Publié le 20 avril 2016 à 23h57 - Dernière mise à jour le 28 octobre 2022 à 15h13
Marseille, il est midi, le 5 avril 2016. Nouvelle mobilisation contre le projet de loi qui doit réformer le droit du travail. Plus d’un millier de personnes défilent entre la Canebière et la Préfecture. Puis, un groupe se détache et remonte la rue Paradis pour s’arrêter devant le Consulat général d’Israël à Marseille. Alors des manifestants se mettent à crier : « Vive la Palestine ! Palestine vaincra, Israël mourra ! » Dans le même temps, et à moins d’une centaine de mètres, c’est le siège de la fédération socialiste des Bouches-du-Rhône qui est violemment pris à parti. La façade en porte encore les stigmates, avec des inscriptions telles que « socioterroristes ».
Des droits et des devoirs !
La France est une démocratie où les citoyens ont le droit de manifester et de marquer leur désaccord avec le gouvernement. Mais si l’on a des droits en tant que citoyen, on a également des devoirs. On ne peut ni tout dire ni tout faire. Après les violences de la semaine dernière, les mots prononcés comme les amalgames ne sont pas neutres et ne servent en rien la cause des manifestants.
Quel rapport existe-t-il entre la loi sur la réforme du code du travail et le terrorisme ?
Le terrorisme, malheureusement, est une réalité. Il a laissé sa marque terrifiante chez nous en France à plusieurs reprises, et de par le monde en ce sanglant mois de mars. Et les forces de police déjouent régulièrement des projets d’attentats sur notre sol car nous sommes en guerre, raison de l’instauration de l’état d’urgence. On ne peut donc pas invoquer impunément ce drame en vain, même si l’on est en désaccord profond avec ce projet de loi.
Pourquoi y mêler le conflit israélo-palestinien ?
J’ai beau chercher, je ne trouve absolument aucun lien rationnel entre un projet de loi français et un conflit se déroulant sur un autre continent. Quand bien même, y en aurait-il un, et que l’on soutienne la cause palestinienne, pourquoi appeler à la destruction d’un État démocratique reconnu par l’ONU ?

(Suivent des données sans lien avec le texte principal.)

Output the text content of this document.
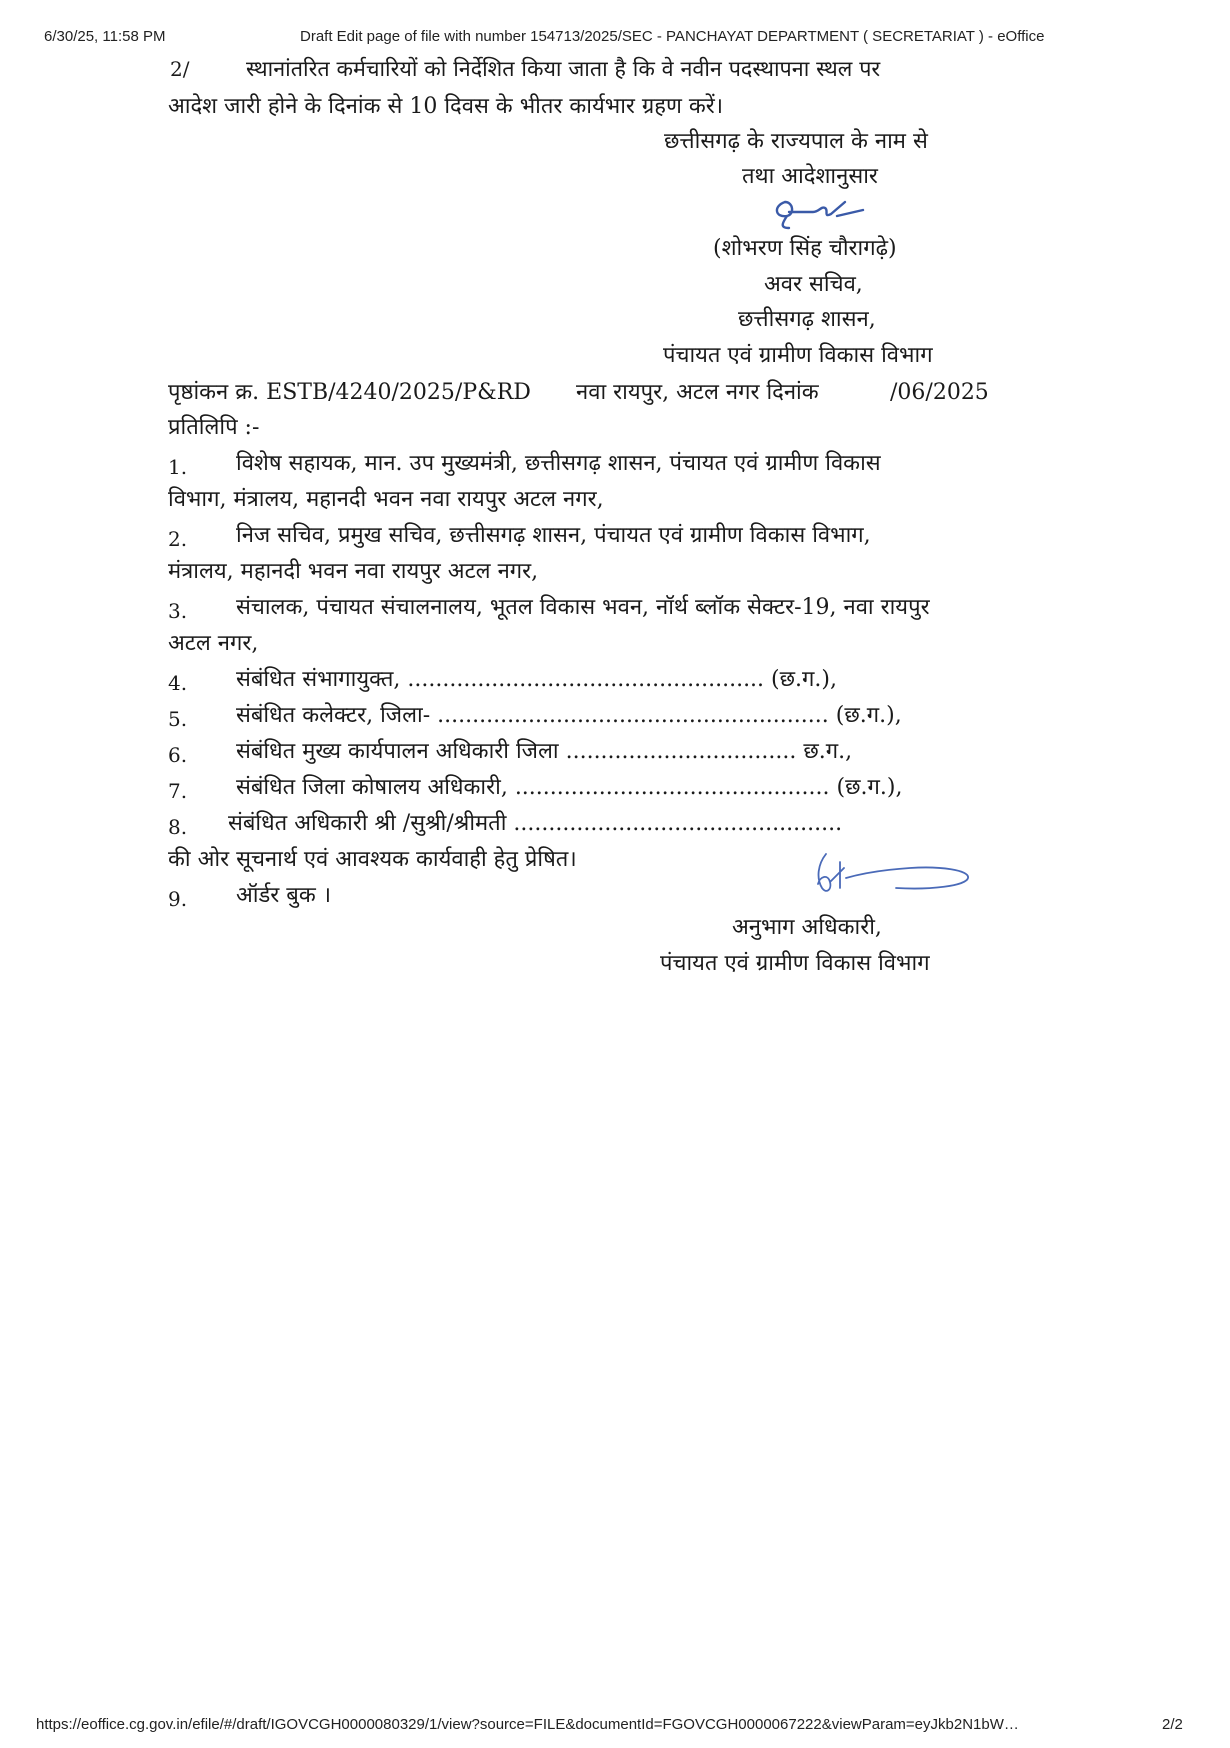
6/30/25, 11:58 PM	Draft Edit page of file with number 154713/2025/SEC - PANCHAYAT DEPARTMENT ( SECRETARIAT ) - eOffice
2/	स्थानांतरित कर्मचारियों को निर्देशित किया जाता है कि वे नवीन पदस्थापना स्थल पर
आदेश जारी होने के दिनांक से 10 दिवस के भीतर कार्यभार ग्रहण करें।
छत्तीसगढ़ के राज्यपाल के नाम से
तथा आदेशानुसार
(शोभरण सिंह चौरागढ़े)
अवर सचिव,
छत्तीसगढ़ शासन,
पंचायत एवं ग्रामीण विकास विभाग
पृष्ठांकन क्र. ESTB/4240/2025/P&RD नवा रायपुर, अटल नगर दिनांक	/06/2025
प्रतिलिपि :-
1. विशेष सहायक, मान. उप मुख्यमंत्री, छत्तीसगढ़ शासन, पंचायत एवं ग्रामीण विकास
विभाग, मंत्रालय, महानदी भवन नवा रायपुर अटल नगर,
2. निज सचिव, प्रमुख सचिव, छत्तीसगढ़ शासन, पंचायत एवं ग्रामीण विकास विभाग,
मंत्रालय, महानदी भवन नवा रायपुर अटल नगर,
3. संचालक, पंचायत संचालनालय, भूतल विकास भवन, नॉर्थ ब्लॉक सेक्टर-19, नवा रायपुर
अटल नगर,
4. संबंधित संभागायुक्त, ................................................... (छ.ग.),
5. संबंधित कलेक्टर, जिला- ........................................................ (छ.ग.),
6. संबंधित मुख्य कार्यपालन अधिकारी जिला ................................. छ.ग.,
7. संबंधित जिला कोषालय अधिकारी, ............................................. (छ.ग.),
8. संबंधित अधिकारी श्री /सुश्री/श्रीमती ...............................................
की ओर सूचनार्थ एवं आवश्यक कार्यवाही हेतु प्रेषित।
9. ऑर्डर बुक ।
अनुभाग अधिकारी,
पंचायत एवं ग्रामीण विकास विभाग
https://eoffice.cg.gov.in/efile/#/draft/IGOVCGH0000080329/1/view?source=FILE&documentId=FGOVCGH0000067222&viewParam=eyJkb2N1bW…	2/2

N’y-a-t-il pas d’autres drames sur la planète auquel faire référence ? La liste est pourtant longue, il n’est qu’à penser à la Syrie avec ses 4 millions de réfugiés, aux Kurdes, aux chrétiens d’Orient, en Europe également, avec la Crimée ou Chypre membre de l’UE et dont une partie du territoire est occupée par la Turquie depuis 1974.
NON à la division et OUI au vivre ensemble !
Le progrès social ne peut s’édifier par la violence et la division, en montant les Français les uns contre les autres. Les leaders des manifestations contre la «loi travail» ne peuvent en aucun cas cautionner de tels agissements. Aussi, pour rester crédibles, ils doivent le plus rapidement possible se désolidariser et condamner ceux qui en sont les auteurs.
A ceux qui divisent, je préfère les femmes et les hommes de bonne volonté qui prônent le vivre ensemble. A l’image du dîner républicain de l’amitié judéo-musulmane du 30 mars 2016, où l’Imam Hassan Chalghoumi a remis, « l’olivier de la Paix » à Benjamin Amsellem, l’enseignant juif, victime d’un attentat à la machette, peu de temps auparavant. C’est un acte fort et courageux qui dit non à la violence, non au terrorisme et oui au vivre ensemble. Et comme l’a dit très justement le Préfet de Police, présent à la cérémonie, «c’est cela le vrai visage de Marseille» !
(*) Hagay Sobol est Médecin et Professeur des Universités. Très investi dans le monde associatif, il milite depuis de nombreuses années pour le dialogue interculturel. Élu, il est conseiller PS dans les 11e et 12e arrondissements de Marseille, et Secrétaire Fédéral chargé des coopérations en Méditerranée.